The Orphan’s Tales: In the Night Garden — C Valente
This is a reread. These are among the first of her books that I read and among the first that she published. The prose is not as mature as later prose but the onion structure of the book, with its layers and layers of tales each being told to the listener whose own tale we are reading is fascinating. The interwoven mythologies of the steppes and the sea and the starry origins of the world make me smile. I like it better than some of her more recent work, even if I do occasionally get sick of there being a simile for every noun.
* soothing mythopetic tales *
The Gifts of Imperfection - Brene Brown
Not all that. In part because I’m a devout atheist and Ms. Brown relies on God. A researcher into various human emotions, she is best known for her work on Shame. She’s well know and widely respected and I can’t understand why given that there is nothing new in here. I think that this might not be her best book. Or at least not the best place to have started looking at her work.
* no more interesting than most self‐development books *
Culture Clash — Jean Donaldson
One of the better books on canine etiology. It’s been a while since I read it and I was prompted to go back to it by the reports of some recent research into the effectiveness of negative markers in operant conditioning. I wanted to look back at some of the broader work on canine behavior and training methods. If you think of your dog as a furry little child substitute you’re not going to like much of what’s said here. But if you’re curious about how it is that we try (mostly on the sufferance of our dogs) to cohabit with a species that has entirely different rules for going along and getting along, this is for you.

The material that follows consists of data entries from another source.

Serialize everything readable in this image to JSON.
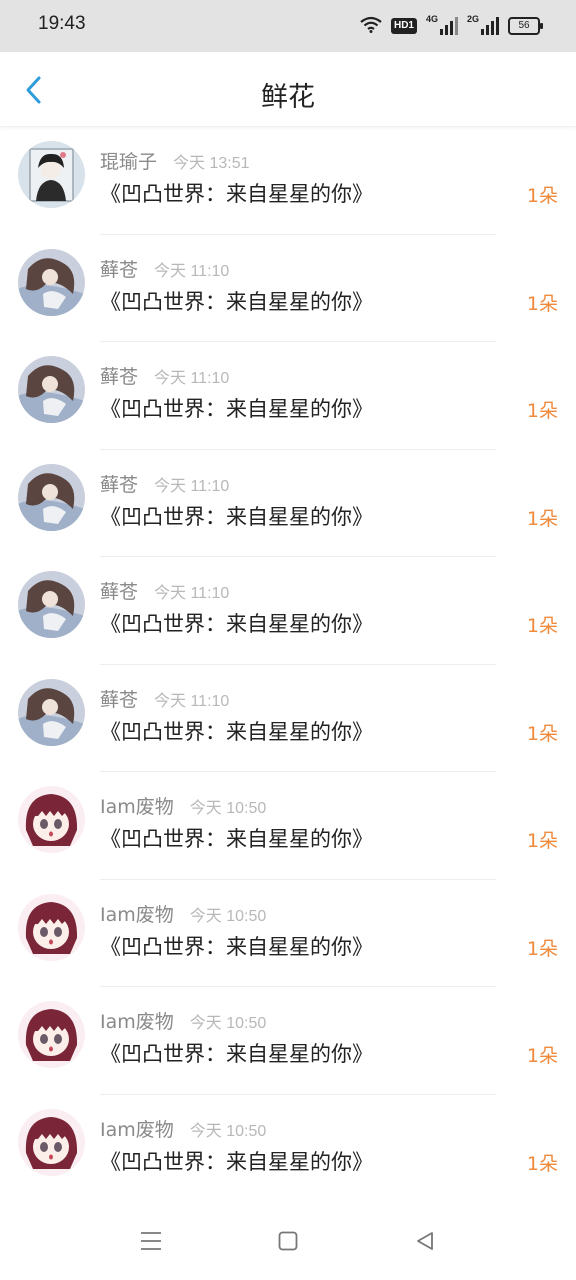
{
  "status": {
    "time": "19:43",
    "hd": "HD1",
    "net1": "4G",
    "net2": "2G",
    "battery": "56"
  },
  "header": {
    "title": "鲜花"
  },
  "icons": {
    "back": "chevron-left-icon",
    "menu": "menu-icon",
    "home": "home-square-icon",
    "back_nav": "triangle-back-icon",
    "wifi": "wifi-icon",
    "hd": "hd-icon",
    "signal": "signal-icon",
    "battery": "battery-icon"
  },
  "colors": {
    "accent": "#2e9cdb",
    "count": "#f08a3c",
    "name": "#8a8a8a",
    "time": "#b8b8b8"
  },
  "items": [
    {
      "name": "琨瑜子",
      "time": "今天 13:51",
      "gift": "《凹凸世界：来自星星的你》",
      "count": "1朵",
      "avatar": "avatar-boy-icon"
    },
    {
      "name": "藓苍",
      "time": "今天 11:10",
      "gift": "《凹凸世界：来自星星的你》",
      "count": "1朵",
      "avatar": "avatar-girl-longhair-icon"
    },
    {
      "name": "藓苍",
      "time": "今天 11:10",
      "gift": "《凹凸世界：来自星星的你》",
      "count": "1朵",
      "avatar": "avatar-girl-longhair-icon"
    },
    {
      "name": "藓苍",
      "time": "今天 11:10",
      "gift": "《凹凸世界：来自星星的你》",
      "count": "1朵",
      "avatar": "avatar-girl-longhair-icon"
    },
    {
      "name": "藓苍",
      "time": "今天 11:10",
      "gift": "《凹凸世界：来自星星的你》",
      "count": "1朵",
      "avatar": "avatar-girl-longhair-icon"
    },
    {
      "name": "藓苍",
      "time": "今天 11:10",
      "gift": "《凹凸世界：来自星星的你》",
      "count": "1朵",
      "avatar": "avatar-girl-longhair-icon"
    },
    {
      "name": "Iam废物",
      "time": "今天 10:50",
      "gift": "《凹凸世界：来自星星的你》",
      "count": "1朵",
      "avatar": "avatar-girl-bangs-icon"
    },
    {
      "name": "Iam废物",
      "time": "今天 10:50",
      "gift": "《凹凸世界：来自星星的你》",
      "count": "1朵",
      "avatar": "avatar-girl-bangs-icon"
    },
    {
      "name": "Iam废物",
      "time": "今天 10:50",
      "gift": "《凹凸世界：来自星星的你》",
      "count": "1朵",
      "avatar": "avatar-girl-bangs-icon"
    },
    {
      "name": "Iam废物",
      "time": "今天 10:50",
      "gift": "《凹凸世界：来自星星的你》",
      "count": "1朵",
      "avatar": "avatar-girl-bangs-icon"
    }
  ]
}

* classic in the field, recommended for every curious dog lover *
Angela’s Ashes — Frank McCourt
Read by Frank McCourt. In a reversal of the usual Irish family moves to America and makes good. Brooklyn‐born McCourt’s family left the USA and returned to Ireland where they lived in the sort of oppressive poverty that most Irish were leaving the country to escape. Opinions are firmly divided on the merits of the book. Some claiming that it trades in mawkish clichés and others that it is transcendent. (Though why anyone would think that it is either of those two extremes I don’t understand.) I think it’s actually a middle of the road sort of book and that I probably would have stopped about a third of the way through if I had been reading it. But I wasn’t reading it I was listening to Frank McCourt read it. And much like his Frank listening to his father’s stories of Cuchiulainn I couldn’t stop.
* Rather like listening to a relative who’s lived and “interesting” life talk about the old days.